Uma Fé Racional (Jabez T. Sunderland - Chicago, Julho de 1876)


Jabez Thomas Sunderland (1842-1936)


“...estejam sempre prontos a dar a razão de sua esperança a todo aquele que a pede a vocês.” - I Pedro 3:15

Unitaristas não possuem credos. Nós temos, entretanto, um princípio central, e todas as nossas crenças distintas emergem deste princípio. Qual é este princípio? Provavelmente noventa e nove em cada cem pessoas diriam que seja nossa noção da Unidade de Deus em oposição à noção da Trindade. De maneira alguma. Essa não é a idéia central de onde nosso Unitarismo tem emergido. É verdade que foi isso que nos deu o nome de “Unitaristas”. Mas há algo muito mais profundo que isso, no qual nossa existência como um corpo ou movimento se enraíza. Essa coisa mais profunda e central é nossa crença na harmonia eterna e essencial entre a religião e a razão, ou, talvez melhor, na necessidade de sempre interpretar a religião à luz da razão, ou, possivelmente melhor ainda, na aplicação do método científico à religião. Esta nossa crença fixa e inerradicável é a chave, e a única chave para o Unitarismo.

É verdade que como corpo, cremos na unicidade e não na trindade de Deus. Mas cremos nisso porque nosso princípio de interpretação religiosa à luz da razão, ou da aplicação do método científico à religião nos compele a crer assim. A Bíblia, estudada à luz desse princípio, não ensina a respeito de nenhuma trindade, mas sempre e em todo lugar, um Deus, e apenas um.

Saindo desse grande livro que nos veio por meio dos judeus, e que chamamos de Bíblia, e indo para aquela outra grande “bíblia” de Deus, o Livro da Natureza, que a ciência tem lido tão rapidamente, não encontramos lá nenhum traço de mais de um Deus. Em todo lugar da natureza há unidade, correlação, harmonia de desígnio e de ação, que nos conta a respeito de uma Sabedoria e Poder suprema, indivisa, que está acima de tudo, abaixo de tudo, além de tudo. E não há nenhum traço em lugar algum de um segundo ou terceiro Ser.
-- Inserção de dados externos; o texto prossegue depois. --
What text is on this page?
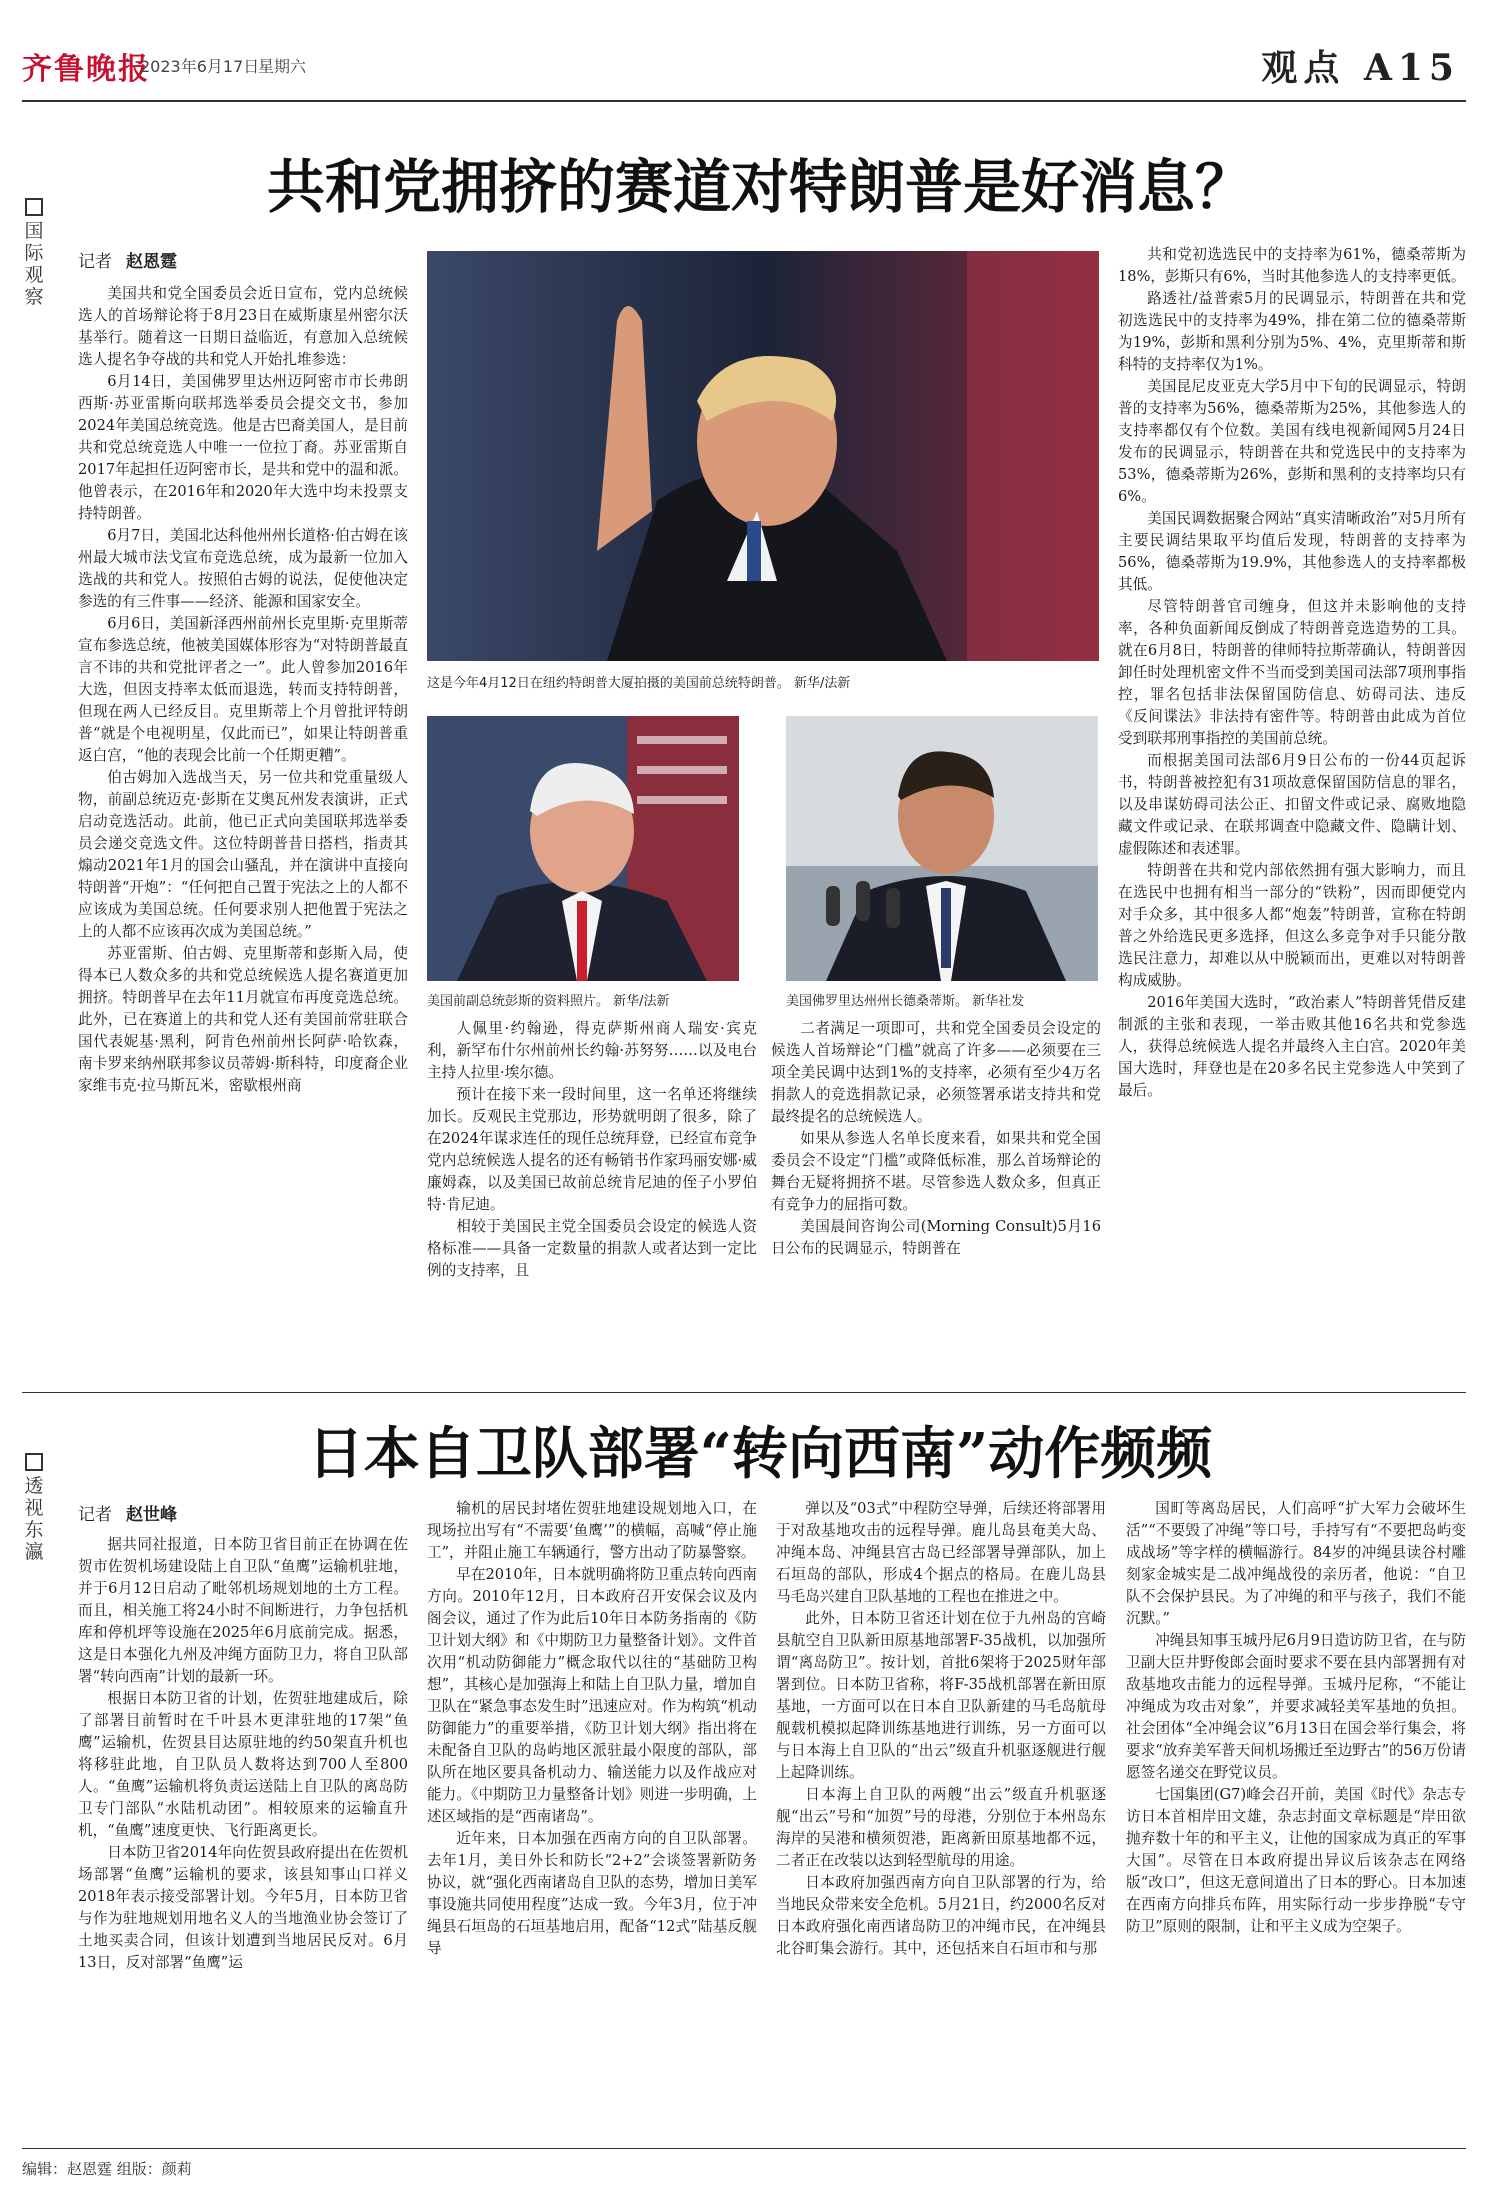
齐鲁晚报
2023年6月17日
星期六	观点 A15
国
际
观
察
共和党拥挤的赛道对特朗普是好消息？
记者 赵恩霆

美国共和党全国委员会近日宣布，党内总统候选人的首场辩论将于8月23日在威斯康星州密尔沃基举行。随着这一日期日益临近，有意加入总统候选人提名争夺战的共和党人开始扎堆参选：

6月14日，美国佛罗里达州迈阿密市市长弗朗西斯·苏亚雷斯向联邦选举委员会提交文书，参加2024年美国总统竞选。他是古巴裔美国人，是目前共和党总统竞选人中唯一一位拉丁裔。苏亚雷斯自2017年起担任迈阿密市长，是共和党中的温和派。他曾表示，在2016年和2020年大选中均未投票支持特朗普。

6月7日，美国北达科他州州长道格·伯古姆在该州最大城市法戈宣布竞选总统，成为最新一位加入选战的共和党人。按照伯古姆的说法，促使他决定参选的有三件事——经济、能源和国家安全。

6月6日，美国新泽西州前州长克里斯·克里斯蒂宣布参选总统，他被美国媒体形容为“对特朗普最直言不讳的共和党批评者之一”。此人曾参加2016年大选，但因支持率太低而退选，转而支持特朗普，但现在两人已经反目。克里斯蒂上个月曾批评特朗普“就是个电视明星，仅此而已”，如果让特朗普重返白宫，“他的表现会比前一个任期更糟”。

伯古姆加入选战当天，另一位共和党重量级人物，前副总统迈克·彭斯在艾奥瓦州发表演讲，正式启动竞选活动。此前，他已正式向美国联邦选举委员会递交竞选文件。这位特朗普昔日搭档，指责其煽动2021年1月的国会山骚乱，并在演讲中直接向特朗普“开炮”：“任何把自己置于宪法之上的人都不应该成为美国总统。任何要求别人把他置于宪法之上的人都不应该再次成为美国总统。”

苏亚雷斯、伯古姆、克里斯蒂和彭斯入局，使得本已人数众多的共和党总统候选人提名赛道更加拥挤。特朗普早在去年11月就宣布再度竞选总统。此外，已在赛道上的共和党人还有美国前常驻联合国代表妮基·黑利，阿肯色州前州长阿萨·哈钦森，南卡罗来纳州联邦参议员蒂姆·斯科特，印度裔企业家维韦克·拉马斯瓦米，密歇根州商

这是今年4月12日在纽约特朗普大厦拍摄的美国前总统特朗普。 新华/法新
美国前副总统彭斯的资料照片。 新华/法新	美国佛罗里达州州长德桑蒂斯。 新华社发

人佩里·约翰逊，得克萨斯州商人瑞安·宾克利，新罕布什尔州前州长约翰·苏努努……以及电台主持人拉里·埃尔德。

预计在接下来一段时间里，这一名单还将继续加长。反观民主党那边，形势就明朗了很多，除了在2024年谋求连任的现任总统拜登，已经宣布竞争党内总统候选人提名的还有畅销书作家玛丽安娜·威廉姆森，以及美国已故前总统肯尼迪的侄子小罗伯特·肯尼迪。

相较于美国民主党全国委员会设定的候选人资格标准——具备一定数量的捐款人或者达到一定比例的支持率，且

二者满足一项即可，共和党全国委员会设定的候选人首场辩论“门槛”就高了许多——必须要在三项全美民调中达到1%的支持率，必须有至少4万名捐款人的竞选捐款记录，必须签署承诺支持共和党最终提名的总统候选人。

如果从参选人名单长度来看，如果共和党全国委员会不设定“门槛”或降低标准，那么首场辩论的舞台无疑将拥挤不堪。尽管参选人数众多，但真正有竞争力的屈指可数。

美国晨间咨询公司(Morning Consult)5月16日公布的民调显示，特朗普在

共和党初选选民中的支持率为61%，德桑蒂斯为18%，彭斯只有6%，当时其他参选人的支持率更低。

路透社/益普索5月的民调显示，特朗普在共和党初选选民中的支持率为49%，排在第二位的德桑蒂斯为19%，彭斯和黑利分别为5%、4%，克里斯蒂和斯科特的支持率仅为1%。

美国昆尼皮亚克大学5月中下旬的民调显示，特朗普的支持率为56%，德桑蒂斯为25%，其他参选人的支持率都仅有个位数。美国有线电视新闻网5月24日发布的民调显示，特朗普在共和党选民中的支持率为53%，德桑蒂斯为26%，彭斯和黑利的支持率均只有6%。

美国民调数据聚合网站“真实清晰政治”对5月所有主要民调结果取平均值后发现，特朗普的支持率为56%，德桑蒂斯为19.9%，其他参选人的支持率都极其低。

尽管特朗普官司缠身，但这并未影响他的支持率，各种负面新闻反倒成了特朗普竞选造势的工具。就在6月8日，特朗普的律师特拉斯蒂确认，特朗普因卸任时处理机密文件不当而受到美国司法部7项刑事指控，罪名包括非法保留国防信息、妨碍司法、违反《反间谍法》非法持有密件等。特朗普由此成为首位受到联邦刑事指控的美国前总统。

而根据美国司法部6月9日公布的一份44页起诉书，特朗普被控犯有31项故意保留国防信息的罪名，以及串谋妨碍司法公正、扣留文件或记录、腐败地隐藏文件或记录、在联邦调查中隐藏文件、隐瞒计划、虚假陈述和表述罪。

特朗普在共和党内部依然拥有强大影响力，而且在选民中也拥有相当一部分的“铁粉”，因而即便党内对手众多，其中很多人都“炮轰”特朗普，宣称在特朗普之外给选民更多选择，但这么多竞争对手只能分散选民注意力，却难以从中脱颖而出，更难以对特朗普构成威胁。

2016年美国大选时，“政治素人”特朗普凭借反建制派的主张和表现，一举击败其他16名共和党参选人，获得总统候选人提名并最终入主白宫。2020年美国大选时，拜登也是在20多名民主党参选人中笑到了最后。

透
视
东
瀛
日本自卫队部署“转向西南”动作频频
记者 赵世峰

据共同社报道，日本防卫省目前正在协调在佐贺市佐贺机场建设陆上自卫队“鱼鹰”运输机驻地，并于6月12日启动了毗邻机场规划地的土方工程。而且，相关施工将24小时不间断进行，力争包括机库和停机坪等设施在2025年6月底前完成。据悉，这是日本强化九州及冲绳方面防卫力，将自卫队部署“转向西南”计划的最新一环。

根据日本防卫省的计划，佐贺驻地建成后，除了部署目前暂时在千叶县木更津驻地的17架“鱼鹰”运输机，佐贺县目达原驻地的约50架直升机也将移驻此地，自卫队员人数将达到700人至800人。“鱼鹰”运输机将负责运送陆上自卫队的离岛防卫专门部队“水陆机动团”。相较原来的运输直升机，“鱼鹰”速度更快、飞行距离更长。

日本防卫省2014年向佐贺县政府提出在佐贺机场部署“鱼鹰”运输机的要求，该县知事山口祥义2018年表示接受部署计划。今年5月，日本防卫省与作为驻地规划用地名义人的当地渔业协会签订了土地买卖合同，但该计划遭到当地居民反对。6月13日，反对部署“鱼鹰”运

输机的居民封堵佐贺驻地建设规划地入口，在现场拉出写有“不需要‘鱼鹰’”的横幅，高喊“停止施工”，并阻止施工车辆通行，警方出动了防暴警察。

早在2010年，日本就明确将防卫重点转向西南方向。2010年12月，日本政府召开安保会议及内阁会议，通过了作为此后10年日本防务指南的《防卫计划大纲》和《中期防卫力量整备计划》。文件首次用“机动防御能力”概念取代以往的“基础防卫构想”，其核心是加强海上和陆上自卫队力量，增加自卫队在“紧急事态发生时”迅速应对。作为构筑“机动防御能力”的重要举措，《防卫计划大纲》指出将在未配备自卫队的岛屿地区派驻最小限度的部队，部队所在地区要具备机动力、输送能力以及作战应对能力。《中期防卫力量整备计划》则进一步明确，上述区域指的是“西南诸岛”。

近年来，日本加强在西南方向的自卫队部署。去年1月，美日外长和防长“2+2”会谈签署新防务协议，就“强化西南诸岛自卫队的态势，增加日美军事设施共同使用程度”达成一致。今年3月，位于冲绳县石垣岛的石垣基地启用，配备“12式”陆基反舰导

弹以及“03式”中程防空导弹，后续还将部署用于对敌基地攻击的远程导弹。鹿儿岛县奄美大岛、冲绳本岛、冲绳县宫古岛已经部署导弹部队，加上石垣岛的部队，形成4个据点的格局。在鹿儿岛县马毛岛兴建自卫队基地的工程也在推进之中。

此外，日本防卫省还计划在位于九州岛的宫崎县航空自卫队新田原基地部署F-35战机，以加强所谓“离岛防卫”。按计划，首批6架将于2025财年部署到位。日本防卫省称，将F-35战机部署在新田原基地，一方面可以在日本自卫队新建的马毛岛航母舰载机模拟起降训练基地进行训练，另一方面可以与日本海上自卫队的“出云”级直升机驱逐舰进行舰上起降训练。

日本海上自卫队的两艘“出云”级直升机驱逐舰“出云”号和“加贺”号的母港，分别位于本州岛东海岸的吴港和横须贺港，距离新田原基地都不远，二者正在改装以达到轻型航母的用途。

日本政府加强西南方向自卫队部署的行为，给当地民众带来安全危机。5月21日，约2000名反对日本政府强化南西诸岛防卫的冲绳市民，在冲绳县北谷町集会游行。其中，还包括来自石垣市和与那

国町等离岛居民，人们高呼“扩大军力会破坏生活”“不要毁了冲绳”等口号，手持写有“不要把岛屿变成战场”等字样的横幅游行。84岁的冲绳县读谷村雕刻家金城实是二战冲绳战役的亲历者，他说：“自卫队不会保护县民。为了冲绳的和平与孩子，我们不能沉默。”

冲绳县知事玉城丹尼6月9日造访防卫省，在与防卫副大臣井野俊郎会面时要求不要在县内部署拥有对敌基地攻击能力的远程导弹。玉城丹尼称，“不能让冲绳成为攻击对象”，并要求减轻美军基地的负担。社会团体“全冲绳会议”6月13日在国会举行集会，将要求“放弃美军普天间机场搬迁至边野古”的56万份请愿签名递交在野党议员。

七国集团(G7)峰会召开前，美国《时代》杂志专访日本首相岸田文雄，杂志封面文章标题是“岸田欲抛弃数十年的和平主义，让他的国家成为真正的军事大国”。尽管在日本政府提出异议后该杂志在网络版“改口”，但这无意间道出了日本的野心。日本加速在西南方向排兵布阵，用实际行动一步步挣脱“专守防卫”原则的限制，让和平主义成为空架子。

编辑：赵恩霆 组版：颜莉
Quando vamos para as mitologias pagãs, e para as especulações e noções cruas de homens que viveram nas eras antigas, escuras, e não-científicas, então encontramos traços de uma pluralidade de deuses – dois, três, uma dúzia, qualquer número. Na Pérsia encontramos dois deuses; no Egito e na Índia encontramos trindades; na Grécia, dos grandes deuses do Olimpo, encontramos doze; na Escandinávia encontramos também doze deuses principais; enquanto entre muitos outros povos da terra encontramos milhares e milhões. Mas essas mitologias não passam pela aplicação dos métodos científicos de investigação. Examinadas com o cuidado, atenção e imparcialidade com as quais a ciência investiga todas as coisas, essas mitologias se desfazem no ar; e todos os traços dos milhões de deuses, ou da dúzia de deuses, ou da trindade de deuses, ou da dualidade de deuses, passam, e permanece apenas o único “Deus”, que a Bíblia ensina, que a natureza em todas as suas unidade maravilhosas proclama, que Jesus adorou.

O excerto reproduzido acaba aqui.